SIOUX CITY, Iowa (KTIV) -

Seconds count when someone is experiencing a heart attack. Doctors must protect the patient's vital organs that aren't receiving blood flow, especially the brain.

A treatment doctors use at Mercy Medical Center in Sioux City helps protect brain function and boost survival rates.  It's called therapeutic hypothermia.

"Therapeutic hypothermia is when a patient comes in with a cardiac arrest and we cool the body temp down to between 32 and 34 degree Celsius," says Dr. Ross Bacon, the Director of Critical Care at Mercy Medical Center.

That's between 90 to 92 degrees Fahrenheit.

"It's not super cold, but cold enough to slow down the body's metabolism," says Bacon.

The goal is to slow down or stop the damage to an unresponsive patient's brain when they're having a heart attack.

"When people survive those types of out-of-hospital arrests, if their heart survives they usually die because of brain dysfunctions," says Bacon.

As soon as a patient arrives at the hospital, doctors and nurses start the cooling process with IV fluids, ice, or special cooling wraps. They wrap a patient's torso and legs in cooling blankets.

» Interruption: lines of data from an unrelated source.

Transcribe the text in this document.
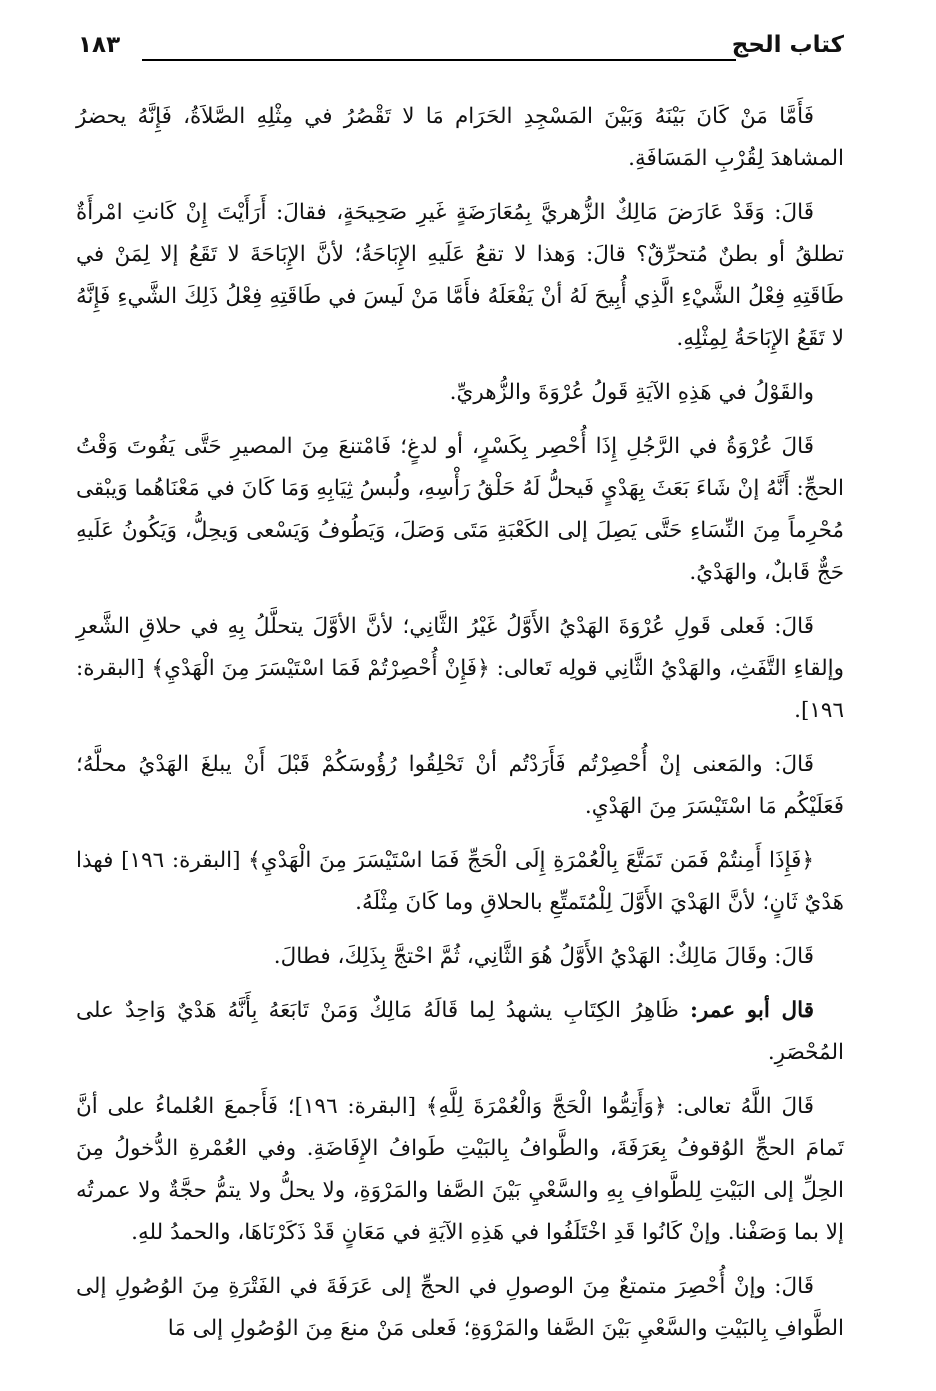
كتاب الحج
١٨٣

فَأَمَّا مَنْ كَانَ بَيْنَهُ وَبَيْنَ المَسْجِدِ الحَرَام مَا لا تَقْصُرُ في مِثْلِهِ الصَّلاَةُ، فَإِنَّهُ يحضرُ المشاهدَ لِقُرْبِ المَسَافَةِ.

قَالَ: وَقَدْ عَارَضَ مَالِكٌ الزُّهريَّ بِمُعَارَضَةٍ غَيرِ صَحِيحَةٍ، فقالَ: أَرَأَيْتَ إِنْ كَانتِ امْرأَةٌ تطلقُ أو بطنٌ مُتحرِّقٌ؟ قالَ: وَهذا لا تقعُ عَلَيهِ الإِبَاحَةُ؛ لأنَّ الإِبَاحَةَ لا تَقَعُ إلا لِمَنْ في طَاقَتِهِ فِعْلُ الشَّيْءِ الَّذِي أُبِيحَ لَهُ أنْ يَفْعَلَهُ فأَمَّا مَنْ لَيسَ في طَاقَتِهِ فِعْلُ ذَلِكَ الشَّيءِ فَإِنَّهُ لا تَقَعُ الإِبَاحَةُ لِمِثْلِهِ.

والقَوْلُ في هَذِهِ الآيَةِ قَولُ عُرْوَةَ والزُّهريِّ.

قَالَ عُرْوَةُ في الرَّجُلِ إِذَا أُحْصِر بِكَسْرٍ، أو لدغٍ؛ فَامْتنعَ مِنَ المصيرِ حَتَّى يَفُوتَ وَقْتُ الحجِّ: أَنَّهُ إنْ شَاءَ بَعَثَ بِهَدْيٍ فَيحلُّ لَهُ حَلْقُ رَأْسِهِ، ولُبسُ ثِيَابِهِ وَمَا كَانَ في مَعْنَاهُما وَيبْقى مُحْرِماً مِنَ النِّسَاءِ حَتَّى يَصِلَ إلى الكَعْبَةِ مَتَى وَصَلَ، وَيَطُوفُ وَيَسْعى وَيحِلُّ، وَيَكُونُ عَلَيهِ حَجٌّ قَابلٌ، والهَدْيُ.

قَالَ: فَعلى قَولِ عُرْوَةَ الهَدْيُ الأَوَّلُ غَيْرُ الثَّانِي؛ لأنَّ الأوَّلَ يتحلَّلُ بِهِ في حلاقِ الشَّعرِ وإلقاءِ التَّفَثِ، والهَدْيُ الثَّانِي قولِه تَعالى: ﴿فَإِنْ أُحْصِرْتُمْ فَمَا اسْتَيْسَرَ مِنَ الْهَدْيِ﴾ [البقرة: ١٩٦].

قَالَ: والمَعنى إنْ أُحْصِرْتُم فَأَرَدْتُم أنْ تَحْلِقُوا رُؤُوسَكُمْ قَبْلَ أَنْ يبلغَ الهَدْيُ محلَّهُ؛ فَعَلَيْكُم مَا اسْتَيْسَرَ مِنَ الهَدْيِ.

﴿فَإِذَا أَمِنتُمْ فَمَن تَمَتَّعَ بِالْعُمْرَةِ إِلَى الْحَجِّ فَمَا اسْتَيْسَرَ مِنَ الْهَدْيِ﴾ [البقرة: ١٩٦] فهذا هَدْيٌ ثَانٍ؛ لأنَّ الهَدْيَ الأَوَّلَ لِلْمُتَمتِّعِ بالحلاقِ وما كَانَ مِثْلَهُ.

قَالَ: وقَالَ مَالِكٌ: الهَدْيُ الأَوَّلُ هُوَ الثَّانِي، ثُمَّ احْتجَّ بِذَلِكَ، فطالَ.

قال أبو عمر: ظَاهِرُ الكِتَابِ يشهدُ لِما قَالَهُ مَالِكٌ وَمَنْ تَابَعَهُ بِأَنَّهُ هَدْيٌ وَاحِدٌ على المُحْصَرِ.

قَالَ اللَّهُ تعالى: ﴿وَأَتِمُّوا الْحَجَّ وَالْعُمْرَةَ لِلَّهِ﴾ [البقرة: ١٩٦]؛ فَأَجمعَ العُلماءُ على أنَّ تَمامَ الحجِّ الوُقوفُ بِعَرَفَةَ، والطَّوافُ بِالبَيْتِ طَوافُ الإِفَاضَةِ. وفي العُمْرةِ الدُّخولُ مِنَ الحِلِّ إلى البَيْتِ لِلطَّوافِ بِهِ والسَّعْيِ بَيْنَ الصَّفا والمَرْوَةِ، ولا يحلُّ ولا يتمُّ حجَّةٌ ولا عمرتُه إلا بما وَصَفْنا. وإنْ كَانُوا قَدِ اخْتَلَفُوا في هَذِهِ الآيَةِ في مَعَانٍ قَدْ ذَكَرْنَاهَا، والحمدُ للهِ.

قَالَ: وإنْ أُحْصِرَ متمتعٌ مِنَ الوصولِ في الحجِّ إلى عَرَفَةَ في الفَتْرَةِ مِنَ الوُصُولِ إلى الطَّوافِ بِالبَيْتِ والسَّعْيِ بَيْنَ الصَّفا والمَرْوَةِ؛ فَعلى مَنْ منعَ مِنَ الوُصُولِ إلى مَا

"In doing so we actually induce a deeper coma then what they are in already and we give muscle relaxants so there is no shivering or anything to stimulate the body temperature to increase," says Bacon.

They keep the patient cold for about 24 hours, then gradually warm them back up.

They've had good success with the treatment in patients who've maintained good brain function. Before therapeutic hypothermia, patients suffering from this type of heart attack had about a 40 percent survival rate. Now the survival rate is higher.

"Their survival rates at about 55 to 60 percent so there is a significant improvement in brain function by providing this time to allow the patient to recover from the insult," says Bacon.

Doctors at Mercy have used therapeutic hypothermia on about 30 patients from 18 years old to 80 over the last three years. They say many patients are able to return to their normal lives and even go back to work whereas before it might not have been possible.